Megawide Vs Superconsortium: Upstart Builder Challenges 7 PH…




Local infrastructure firm Megawide Construction Corp., in partnership with Indian company GMR Airports Limited, has submitted an unsolicited $3-billion (Php156-billion) proposal for the rehabilitation of Ninoy Aquino International Airport (NAIA) to the government, Megawide said in a disclosure to the Philippine Stock Exchange on Thursday, March 1.


The proposal comes weeks after seven of the country’s biggest conglomerates submitted a similar proposal to rehabilitate NAIA for Php350 billion, almost double than that of Megawide and GMR’s. The conglomerates tapped a unit of Changi Airports International Pte Ltd., the operator of Singapore’s Changi Airport, as technical partner.



Related story: 7 PH Conglomerates Submit Php350-B Proposal to Upgrade and Expand NAIA



The “superconsortium” includes Aboitiz InfraCapital, Inc., Ayala-owned AC Infrastructure Holdings Corporation, Andrew Tan-led Alliance Global Group Inc., Lucio Tan-owned Asia’s Emerging Dragon Corp (AEDC), the Gotianun family’s Filinvest Development Corporation, the Gokongweis’ JG Summit Holdings, Inc. and Metro Pacific Investments Corporation.


That pits Megawide co-founder, CEO and Chairman Edgar Saavedra, one of the youngest rich listers in Forbes magazine’s list of 50 wealthiest Filipinos, against some of the country’s top dollar billionaires. Only 42 years old, Saavedra was No. 31 in the Forbes’ 2017 Philippine rich list with a net worth of $375 million. In contrast, many of the conglomerates that comprise the “superconsortium” are backed by far richer tycoons such as John Gokongwei Jr. of JG Summit, who is No. 2 in the rich list, Lucio Tan of AEDC (No. 4), Jaime Zobel de Ayala of Ayala Corp. (No. 5) and Andrew Tan of Megaworld Corp. (No. 9).

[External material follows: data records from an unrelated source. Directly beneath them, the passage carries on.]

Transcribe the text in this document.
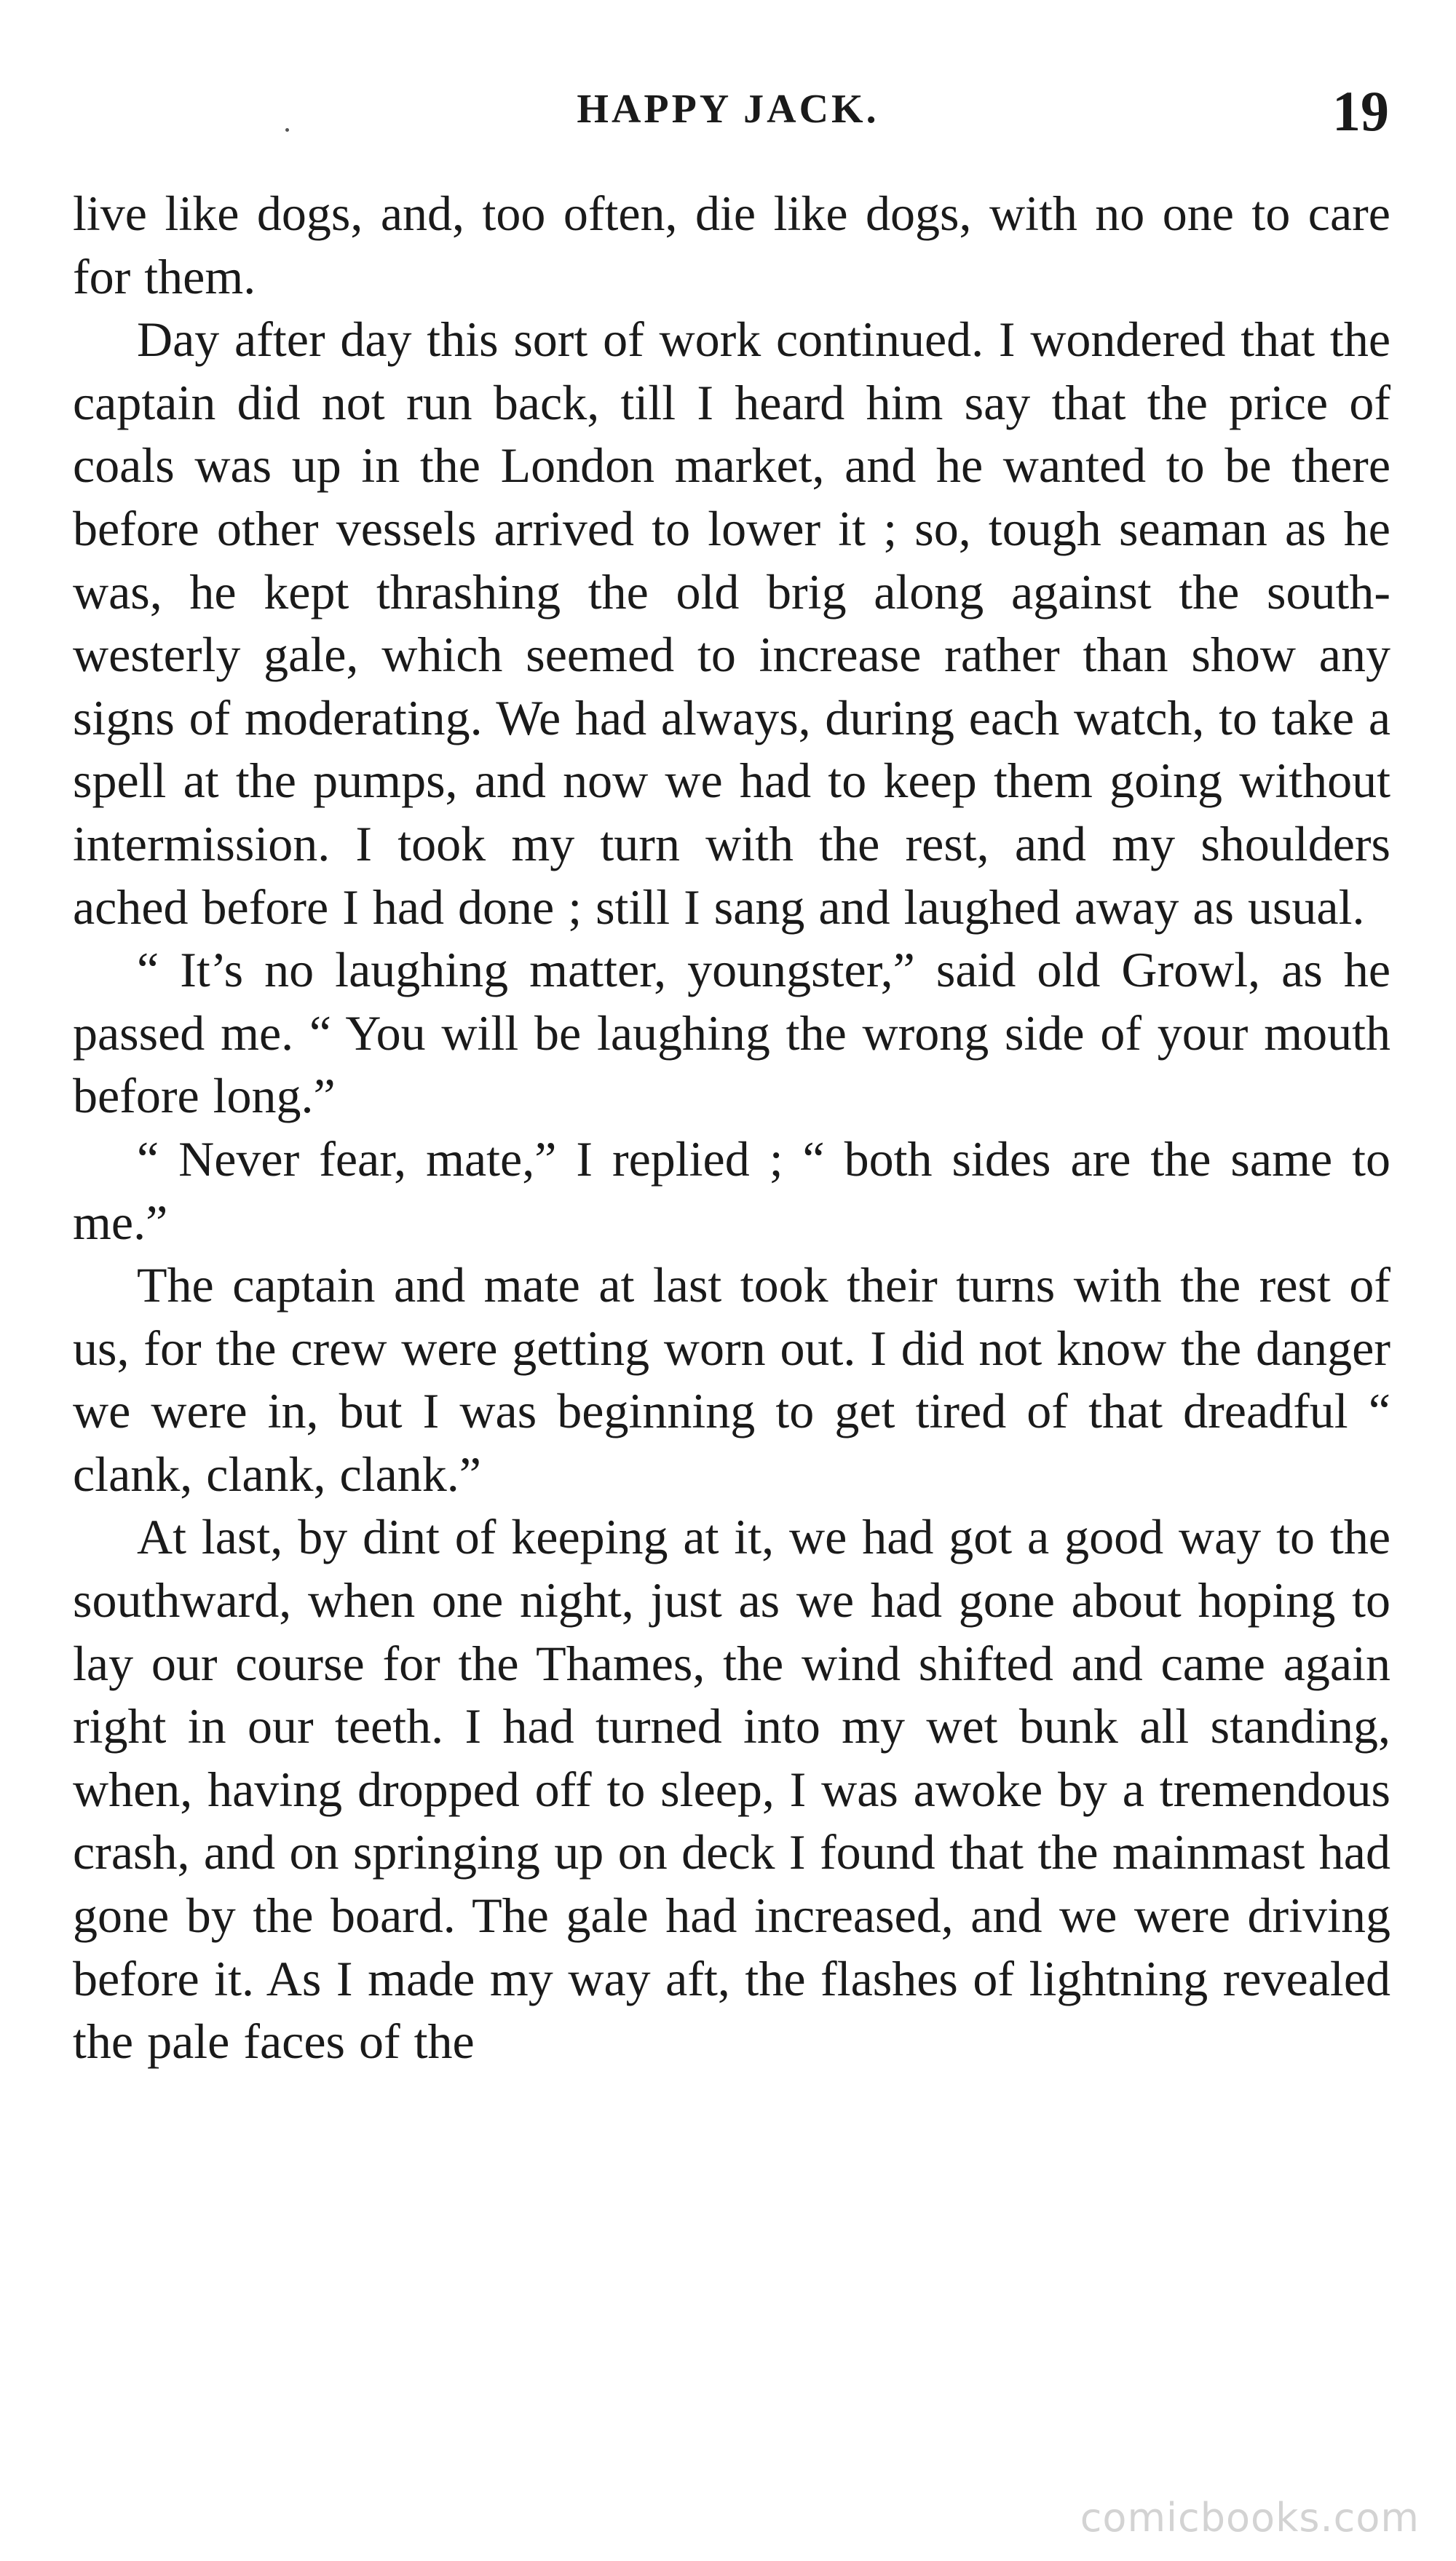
HAPPY JACK.	19

live like dogs, and, too often, die like dogs, with no one to care for them.

Day after day this sort of work continued. I wondered that the captain did not run back, till I heard him say that the price of coals was up in the London market, and he wanted to be there before other vessels arrived to lower it ; so, tough seaman as he was, he kept thrashing the old brig along against the south-westerly gale, which seemed to increase rather than show any signs of moderating. We had always, during each watch, to take a spell at the pumps, and now we had to keep them going without intermission. I took my turn with the rest, and my shoulders ached before I had done ; still I sang and laughed away as usual.

“ It’s no laughing matter, youngster,” said old Growl, as he passed me. “ You will be laughing the wrong side of your mouth before long.”

“ Never fear, mate,” I replied ; “ both sides are the same to me.”

The captain and mate at last took their turns with the rest of us, for the crew were getting worn out. I did not know the danger we were in, but I was beginning to get tired of that dreadful “ clank, clank, clank.”

At last, by dint of keeping at it, we had got a good way to the southward, when one night, just as we had gone about hoping to lay our course for the Thames, the wind shifted and came again right in our teeth. I had turned into my wet bunk all standing, when, having dropped off to sleep, I was awoke by a tremendous crash, and on springing up on deck I found that the mainmast had gone by the board. The gale had increased, and we were driving before it. As I made my way aft, the flashes of lightning revealed the pale faces of the

comicbooks.com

Megawide and GMR’s offer to invest Php156 billion to rehabilitate and upgrade the country’s biggest and busiest airport includes the construction of full-length parallel taxiways for the runways in NAIA, construction of additional Rapid-Exit Taxiways (RETs) for the primary runway and extension of the secondary runway. The concession period will last for 18 years.


Megawide’s proposal costs less than half of the superconsortium’s offer to invest a total of Php350 billion over the concession period of 35 years. Megawide’s plan doesn’t include building a third runway, a major cost item in the seven conglomerates’ proposal.


Once the improvements are completed, the current passenger capacity of NAIA of 30.5 million is seen to double to 72 million passengers a year, according to Megawide.


“Within the first four years of takeover, which may even be before the President (Rodrigo Duterte) concludes his term, we want to have solved NAIA’s main problem of capacity. The key is to ensure quick turnaround times and a more efficient use of resources, such as the existing runways,” said Louie Ferrer, one of the consortium’s authorized representatives, in a statement.



Megawide said the proposal “prioritizes airfield capacity development while simultaneously enhancing terminal comfort and efficiency.” It will increase NAIA’s airfield capacity to 950 to 1,000 aircraft movements a day, a 30 to 35-percent increase from the current approximate of 730 aircraft movements per day.


“As an experienced private operator, we have a deep understanding of the problem experienced by NAIA and we would like to offer our take on the solution,” Ferrer added.


Megawide and GMR’s partnership go back to 2014, when the companies won the bid to rehabilitate and operate the Mactan-Cebu International Airport for 25 years for Php14.4 billion. In December 2017, the tandem similarly won the contract to build a new passenger terminal in Clark International Airport in Pampanga for Php9.36 billion.


In January 2018, Megawide initially announced that it was set to bid for the right to rehabilitate NAIA with state-owned Social Security System (SSS) after the latter became a 5.07-percent stockholder of the infrastructure company. Ferrer said Megawide started to study a proposal for NAIA’s rehabilitation as early as three years ago.